The junior quarterback orchestrated an 11-play, 92-yard drive in the final five minutes capped by a 1-yard touchdown run from Jarquez Hunter, which proved to be the winning score. 

After the game, it was all smiles for Nix and his head coach Bryan Harsin. 

"Bo had a great night," Harsin said in his post-game interview with ESPN. "I'm very happy for him to be able to come back, have a great week of prep and then go play like he did tonight – and then get this win for his team and Auburn. He loves Auburn, and so I know this is important to him and everybody in that locker room."

Just seven days earlier, following the Georgia State victory, Nix wasn't sure if he would even play at LSU. For the first time since he was a true freshman in 2019 and was named the starter prior to the season, Nix was battling for the quarterback job. 

Was he upset he got pulled? Yes. Was there frustration? Of course. But he didn't let it deter him. If anything, it was motivation – an opportunity to prove himself. 

"I came in this week with a different mindset," Nix said after the game. "I just wanted to be a competitor and went back to my foundation of what kind of got me here. It seemed to pay off throughout the week.
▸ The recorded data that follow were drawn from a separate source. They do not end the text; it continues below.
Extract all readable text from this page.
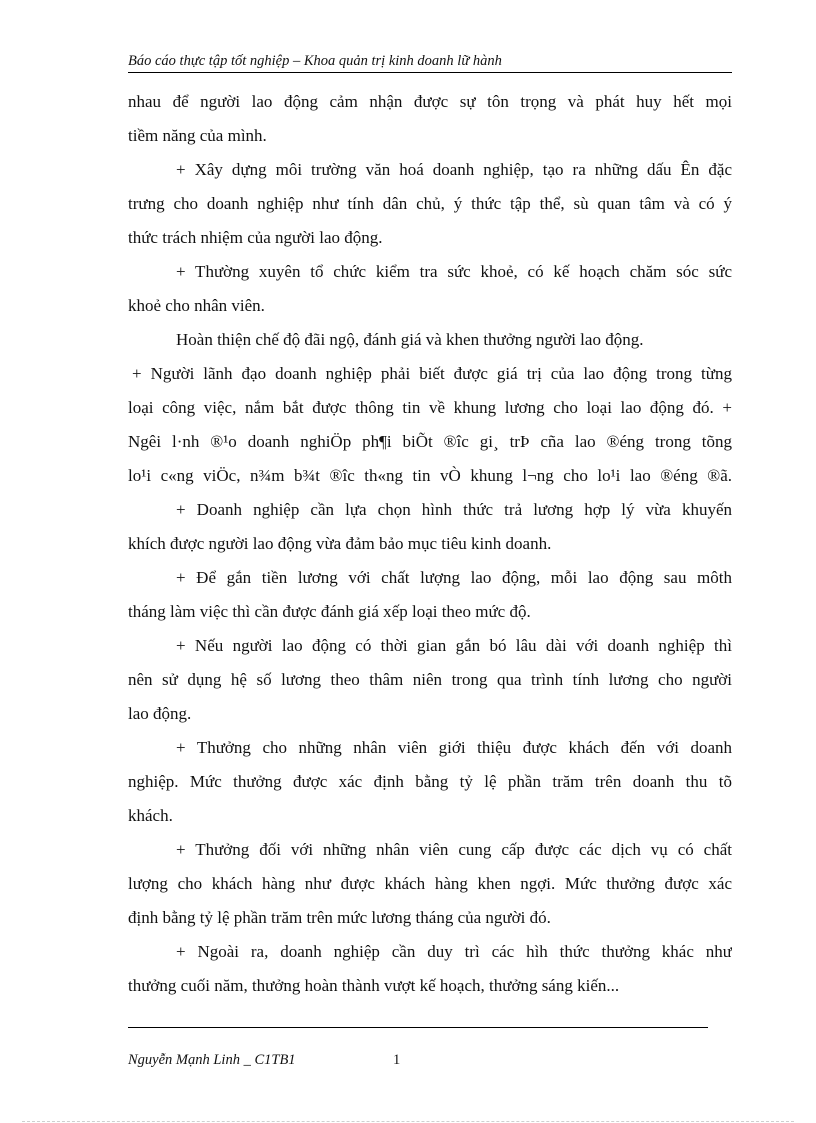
Báo cáo thực tập tốt nghiệp – Khoa quản trị kinh doanh lữ hành
nhau để người lao động cảm nhận được sự tôn trọng và phát huy hết mọi
tiềm năng của mình.
+ Xây dựng môi trường văn hoá doanh nghiệp, tạo ra những dấu Ên đặc
trưng cho doanh nghiệp như tính dân chủ, ý thức tập thể, sù quan tâm và có ý
thức trách nhiệm của người lao động.
+ Thường xuyên tổ chức kiểm tra sức khoẻ, có kế hoạch chăm sóc sức
khoẻ cho nhân viên.
Hoàn thiện chế độ đãi ngộ, đánh giá và khen thưởng người lao động.
+ Người lãnh đạo doanh nghiệp phải biết được giá trị của lao động trong từng
loại công việc, nắm bắt được thông tin về khung lương cho loại lao động đó. +
Ngêi l·nh ®¹o doanh nghiÖp ph¶i biÕt ®îc gi¸ trÞ cña lao ®éng trong tõng
lo¹i c«ng viÖc, n¾m b¾t ®îc th«ng tin vÒ khung l¬ng cho lo¹i lao ®éng ®ã.
+ Doanh nghiệp cần lựa chọn hình thức trả lương hợp lý vừa khuyến
khích được người lao động vừa đảm bảo mục tiêu kinh doanh.
+ Để gắn tiền lương với chất lượng lao động, mỗi lao động sau môth
tháng làm việc thì cần được đánh giá xếp loại theo mức độ.
+ Nếu người lao động có thời gian gắn bó lâu dài với doanh nghiệp thì
nên sử dụng hệ số lương theo thâm niên trong qua trình tính lương cho người
lao động.
+ Thưởng cho những nhân viên giới thiệu được khách đến với doanh
nghiệp. Mức thưởng được xác định bằng tỷ lệ phần trăm trên doanh thu tõ
khách.
+ Thưởng đối với những nhân viên cung cấp được các dịch vụ có chất
lượng cho khách hàng như được khách hàng khen ngợi. Mức thưởng được xác
định bằng tỷ lệ phần trăm trên mức lương tháng của người đó.
+ Ngoài ra, doanh nghiệp cần duy trì các hìh thức thưởng khác như
thưởng cuối năm, thưởng hoàn thành vượt kế hoạch, thưởng sáng kiến...
Nguyễn Mạnh Linh _ C1TB1	1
Tonight, I didn't really know how it was going to go, but I knew I wanted to come in here focused and compete like crazy and do whatever it took to win the game."
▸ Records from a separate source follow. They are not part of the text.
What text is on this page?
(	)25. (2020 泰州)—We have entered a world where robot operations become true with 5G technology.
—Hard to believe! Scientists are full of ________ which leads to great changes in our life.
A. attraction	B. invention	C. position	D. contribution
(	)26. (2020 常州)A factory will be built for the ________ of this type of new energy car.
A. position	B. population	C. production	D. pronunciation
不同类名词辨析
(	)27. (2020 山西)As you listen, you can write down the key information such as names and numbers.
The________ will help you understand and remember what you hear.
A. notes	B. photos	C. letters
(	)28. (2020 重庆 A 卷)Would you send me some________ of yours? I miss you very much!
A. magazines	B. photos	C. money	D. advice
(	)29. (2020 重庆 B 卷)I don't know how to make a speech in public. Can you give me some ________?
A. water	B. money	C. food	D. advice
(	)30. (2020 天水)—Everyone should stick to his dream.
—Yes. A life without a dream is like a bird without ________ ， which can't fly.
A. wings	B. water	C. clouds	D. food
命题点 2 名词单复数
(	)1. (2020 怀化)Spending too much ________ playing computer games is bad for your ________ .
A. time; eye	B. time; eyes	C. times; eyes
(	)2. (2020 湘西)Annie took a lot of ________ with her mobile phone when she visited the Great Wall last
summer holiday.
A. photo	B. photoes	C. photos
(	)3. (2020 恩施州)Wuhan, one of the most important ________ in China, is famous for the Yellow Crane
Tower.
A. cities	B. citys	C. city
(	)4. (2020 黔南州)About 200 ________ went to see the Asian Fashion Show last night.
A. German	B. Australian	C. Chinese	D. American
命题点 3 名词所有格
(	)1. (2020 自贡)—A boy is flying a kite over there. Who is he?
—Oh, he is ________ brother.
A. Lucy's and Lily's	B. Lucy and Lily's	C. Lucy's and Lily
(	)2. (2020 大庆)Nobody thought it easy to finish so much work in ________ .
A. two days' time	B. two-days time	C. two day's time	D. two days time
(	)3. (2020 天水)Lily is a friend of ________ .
"Compete like crazy" would be an understatement for Nix's performance Saturday night. Auburn would not have been in a position to march down the field and win the game if not for some of Nix's heroics earlier, beginning with the first touchdown. 
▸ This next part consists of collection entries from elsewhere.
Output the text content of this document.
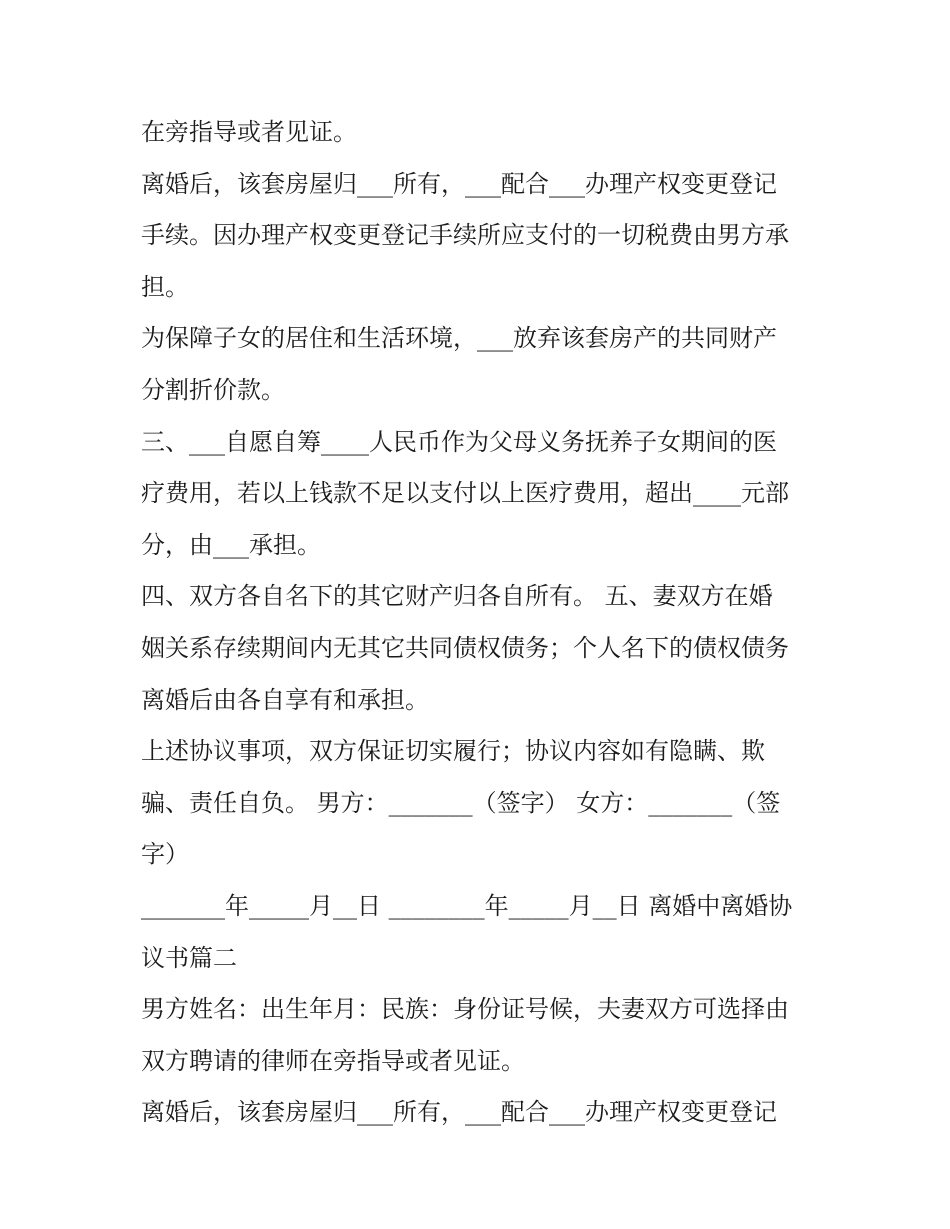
在旁指导或者见证。
离婚后，该套房屋归___所有，___配合___办理产权变更登记
手续。因办理产权变更登记手续所应支付的一切税费由男方承
担。
为保障子女的居住和生活环境，___放弃该套房产的共同财产
分割折价款。
三、___自愿自筹____人民币作为父母义务抚养子女期间的医
疗费用，若以上钱款不足以支付以上医疗费用，超出____元部
分，由___承担。
四、双方各自名下的其它财产归各自所有。 五、妻双方在婚
姻关系存续期间内无其它共同债权债务；个人名下的债权债务
离婚后由各自享有和承担。
上述协议事项，双方保证切实履行；协议内容如有隐瞒、欺
骗、责任自负。 男方：_______（签字） 女方：_______（签
字）
_______年_____月__日 ________年_____月__日 离婚中离婚协
议书篇二
男方姓名：出生年月：民族：身份证号候，夫妻双方可选择由
双方聘请的律师在旁指导或者见证。
离婚后，该套房屋归___所有，___配合___办理产权变更登记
Down 13-0 late in the first half, Auburn faced a 4th-and-2 in LSU territory. Nix took the snap and rolled right but his target was covered. So he eluded an LSU defender and started back across the field. He juked another defender. As he approached the sideline, he somehow escaped a third defender, and then with three more closing in on him, he threw a heave and hit Tyler Fromm in stride for a touchdown. 
 


"I knew obviously everybody was about to be there and tackle me, and I saw Tyler Fromm running in the back," Nix said. "I just saw that hair coming out of the back of his helmet, just flopping running wide open. I got lucky and threw it, got the ball out of my hands just fast enough, and he ran under it and caught it."

"Golly, what an effort by him," Fromm said. "He plays so hard. It means a lot to him. He cares about the team. I think that just drives him. Just about anybody can look at him, and you can see a winner and a fighter."

Nix made a similar "Houdini-esque" play on Auburn's next drive to convert another fourth down and help put the Tigers in position to kick a field goal at the end of the half. 

At the end of the night, Nix led all but one drive for Auburn. He was 23 of 44 through the air for 255 yards and a touchdown and finished as the team's leading rusher with 74 yards on 12 carries. However, those 74 yards don't take into account all the scrambling he did in the backfield, keeping plays alive and giving his receivers a chance to make plays. 

"I'm exhausted," Nix admitted after the game. "But whatever I had to do for my team to win the game, whatever I had to do for my team to move the ball, I was willing to do it."

"He competed," Harsin said. "That's what competitors do. When things don't go their way at some point, they compete and come back."

Auburn won in Death Valley for the first time since 1999. More importantly for this team, Nix overcame his own struggles on the road and put together one of his best performances in three years on the Plains. Now it's on to a new challenge – No. 2 Georgia on Saturday.